La mauvaise littérature fait un usage déraisonnable des adjectifs et des adverbes, tombant facilement dans le cliché ou la périssologie (la forme fautive du pléonasme) : « le blanc manteau immaculé de la neige », « un terrible drame »…
L'épithétisme non voulu est redoutable, et les auteurs naïfs ne doivent pas s'étonner  que leurs manuscrits soient si facilement refusés : une lecture d'un paragraphe suffit souvent à se faire une idée de la médiocrité des textes médiocres.

Evidemment, en écrivant ce qui précède, je me surveille : n'ai-je pas écrit « mauvaise », « déraisonnable », « facilement », « redoutable », « naïfs », etc. ?

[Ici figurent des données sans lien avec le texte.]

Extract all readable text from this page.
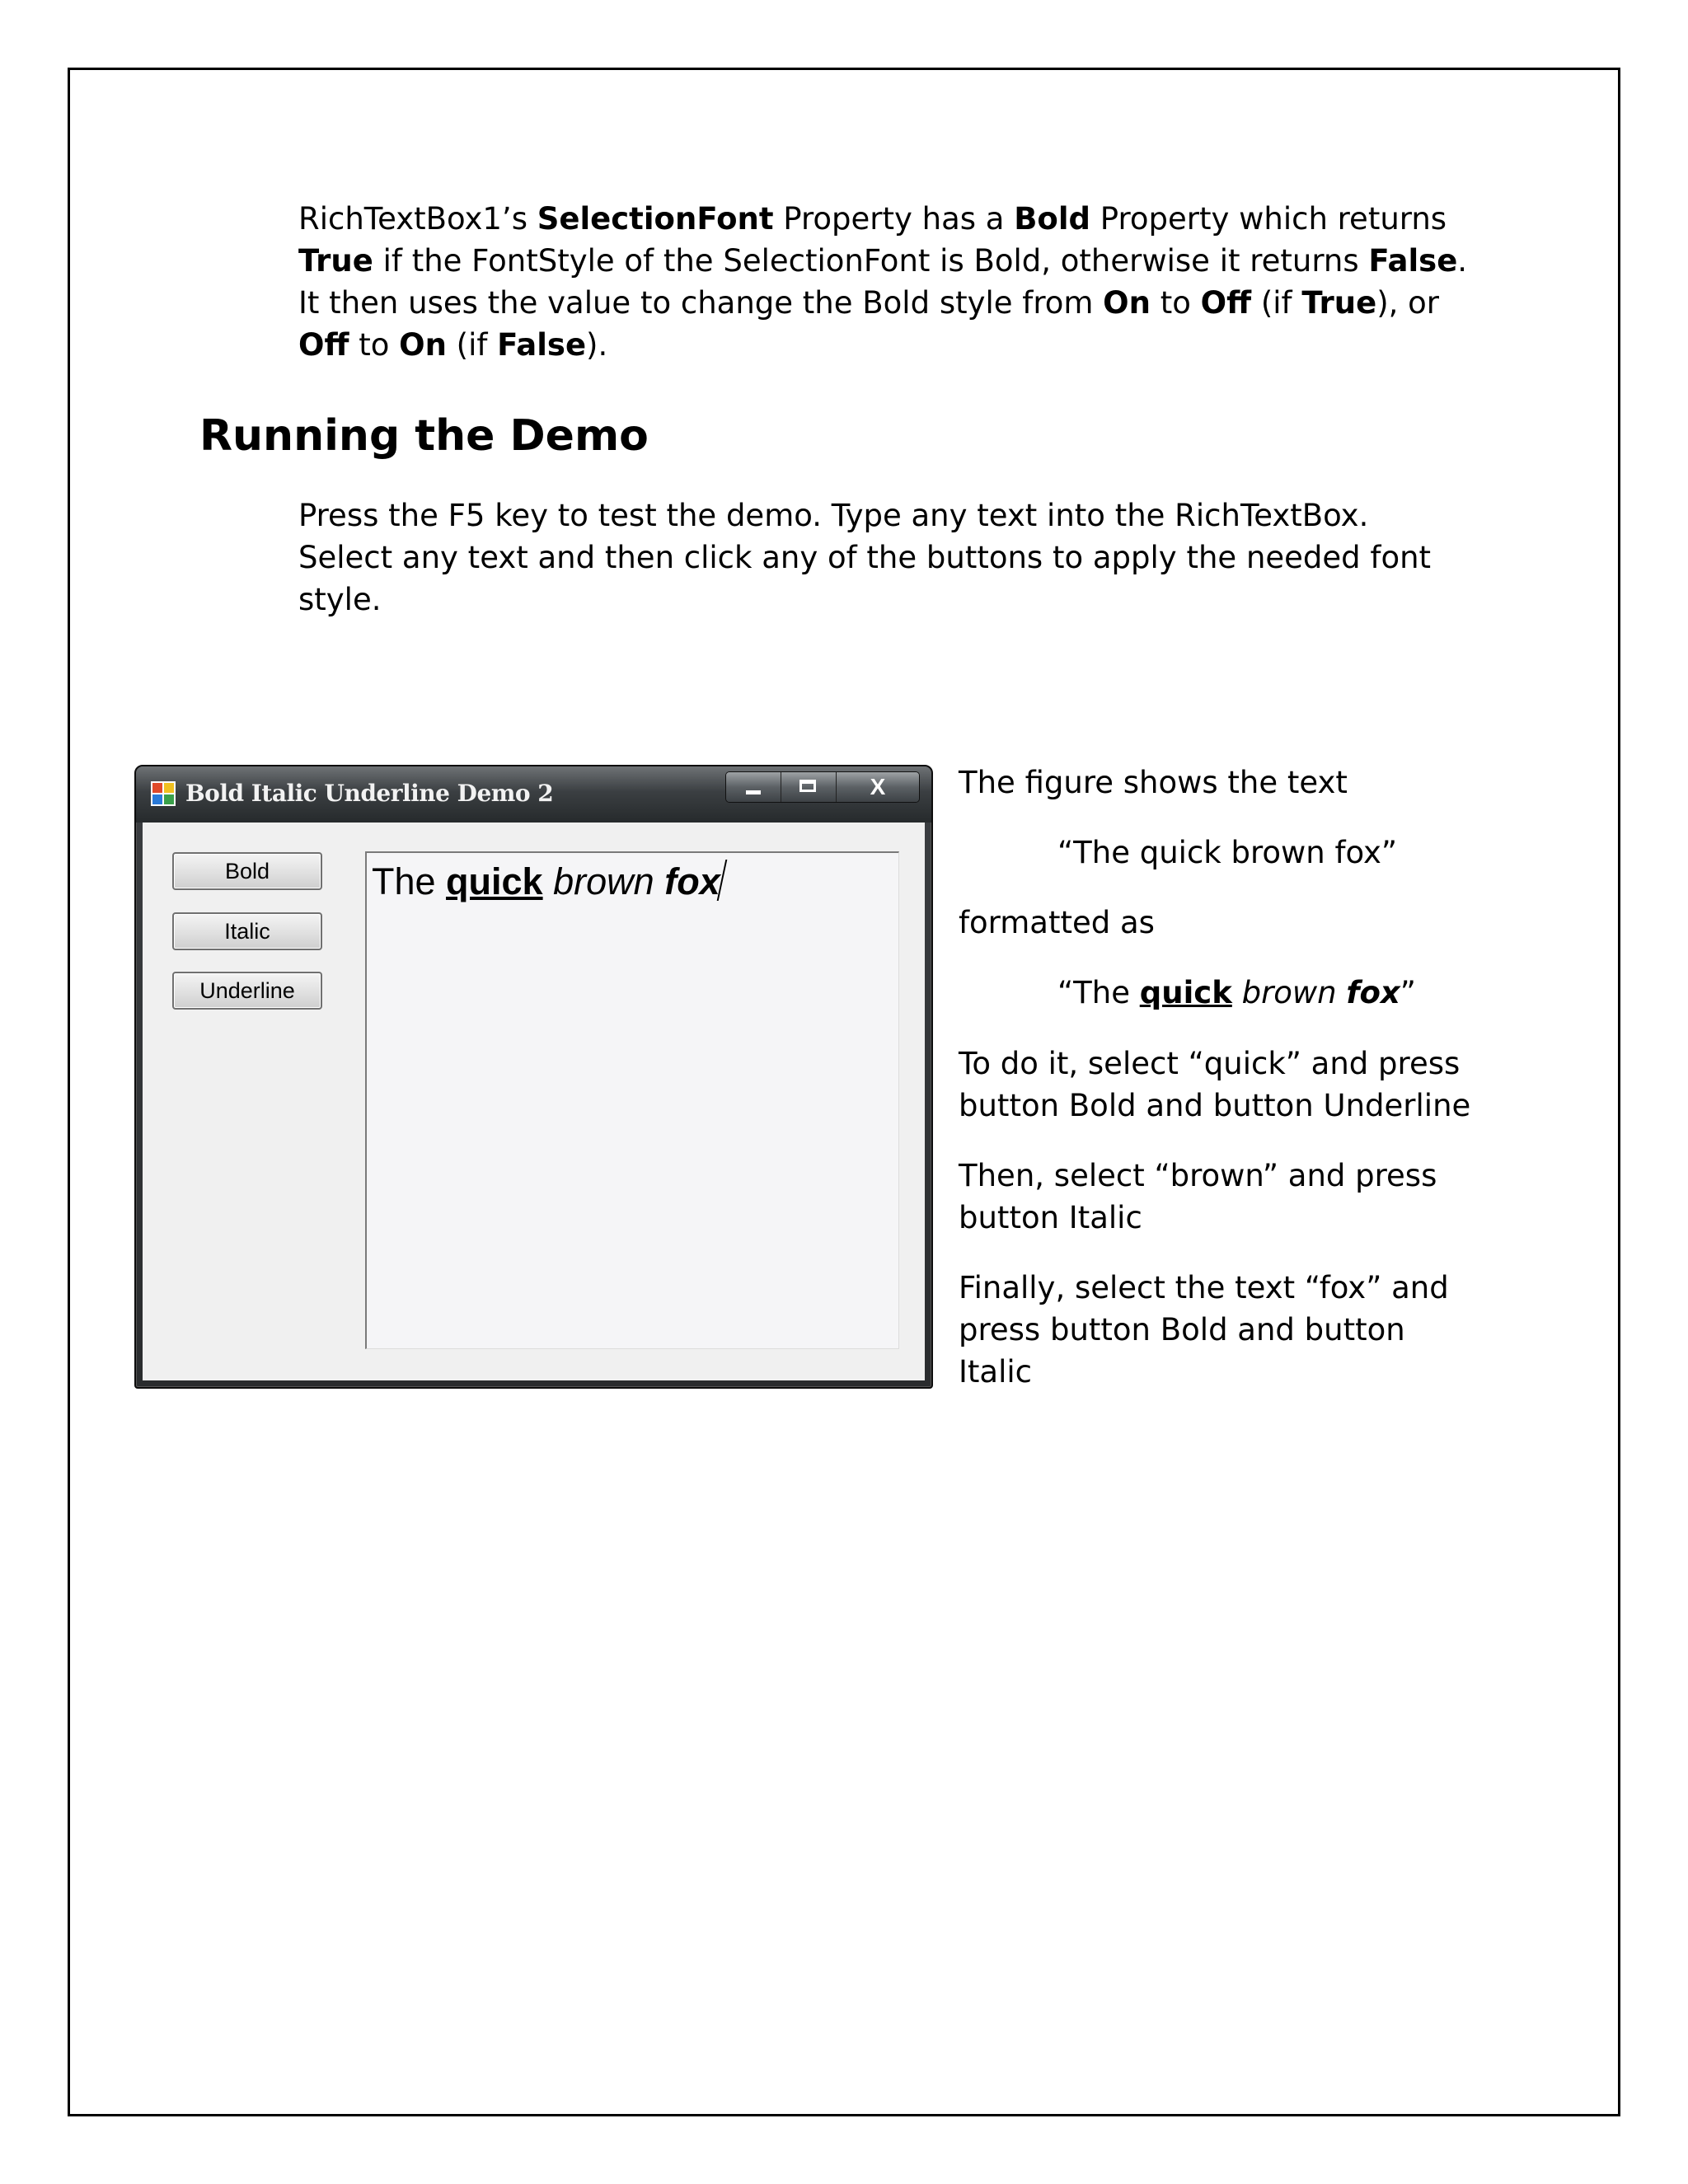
RichTextBox1’s SelectionFont Property has a Bold Property which returns
True if the FontStyle of the SelectionFont is Bold, otherwise it returns False.
It then uses the value to change the Bold style from On to Off (if True), or
Off to On (if False).
Running the Demo
Press the F5 key to test the demo. Type any text into the RichTextBox.
Select any text and then click any of the buttons to apply the needed font
style.
Bold Italic Underline Demo 2	X
Bold
Italic
Underline
The quick brown fox

The figure shows the text

“The quick brown fox”

formatted as

“The quick brown fox”

To do it, select “quick” and press
button Bold and button Underline

Then, select “brown” and press
button Italic

Finally, select the text “fox” and
press button Bold and button
Italic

Oui, je m'en suis amusé, et l'on me connaît assez pour bien comprendre que cet amusement est pure  joie de vivre, et non ironie caustique. Il s'agit d'aider mes amis à vivre mieux, et, en l'occurrence, à mieux maîtriser l'usage de la langue. Pourquoi cet accès soudain ? Parce que je viens de commencer la lecture critique d'un manuscrit scientifique soumis à une revue de chimie, et que je ne cesse d'écrire dans le rapport : « précis », combien ? « grande sensibilité analytique », combien ? « bien connu », de qui ? « forte proportion », combien ?

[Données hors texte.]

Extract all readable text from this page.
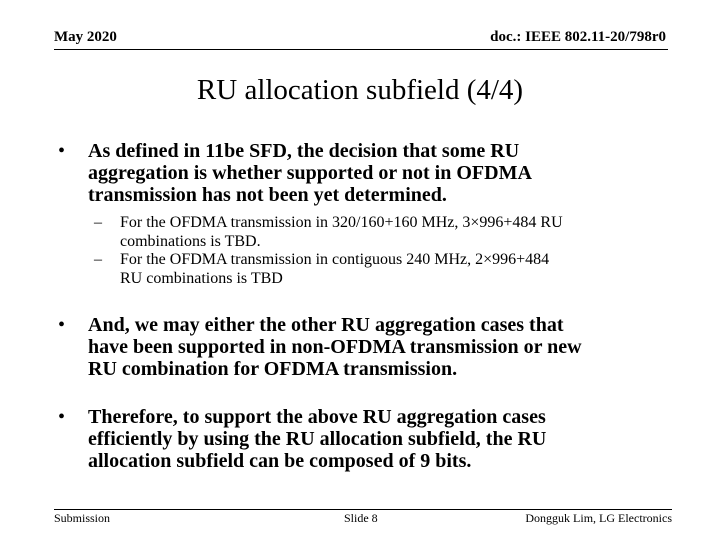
May 2020	doc.: IEEE 802.11-20/798r0
RU allocation subfield (4/4)
•	As defined in 11be SFD, the decision that some RU
aggregation is whether supported or not in OFDMA
transmission has not been yet determined.
–	For the OFDMA transmission in 320/160+160 MHz, 3×996+484 RU
combinations is TBD.
–	For the OFDMA transmission in contiguous 240 MHz, 2×996+484
RU combinations is TBD
•	And, we may either the other RU aggregation cases that
have been supported in non-OFDMA transmission or new
RU combination for OFDMA transmission.
•	Therefore, to support the above RU aggregation cases
efficiently by using the RU allocation subfield, the RU
allocation subfield can be composed of 9 bits.
Submission	Slide 8	Dongguk Lim, LG Electronics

La méthode des sciences de la nature faisant usage de la caractérisation quantitative des phénomènes, puis imposant que les mécanismes  proposés pour les phénomènes soient « encadrés » par les lois quantitatives, on comprend que les adjectifs et les adverbes soient des mots difficiles à manier. Petit ? Jolitorax venu voir Astérix et Obélix disait que son canot était plus grand que le casque de son neveu mais plus petit que le jardin de son oncle. Et si l'on riait d'une telle déclaration, vu la différence important de taille  des trois objets, il y avait le germe d'une saine pratique de la description scientifique. Oui, une gouttelette d'huile dans une sauce mayonnaise, avec un diamètre compris entre 0,001 et 0,1 millimètre est « petite » (sous-entendu, par rapport à nous), mais elle est énorme par rapport aux lipoprotéines qui sont dispersées dans le plasma d'un jaune d'oeuf, et, a fortiori, dans la sauce mayonnaise.
Il faut répéter que la description scientifique n'est pas de la littérature, de la poésie ; l'information doit être aussi précise que possible, mais aussi succincte… et c'est la raison pour laquelle notre Groupe de gastronomie moléculaire s'est fait une règle de ne pas utiliser adjectifs et adverbes.
Bien sûr, parfois, ils s'imposent, surtout quand la question est la communication, mais chaque fois que nous rédigeons un rapport, un article…, nous faisons, en fin de travail de rédaction, un balayage pour éliminer ces mots épineux.

Et si cette règle que j'ai introduite il y a quelques décennies à mon usage était imposée à tous ? Et si elle figurait dans les « conseils aux auteurs » ?
Merci de m'aider à penser que ma proposition est insensée.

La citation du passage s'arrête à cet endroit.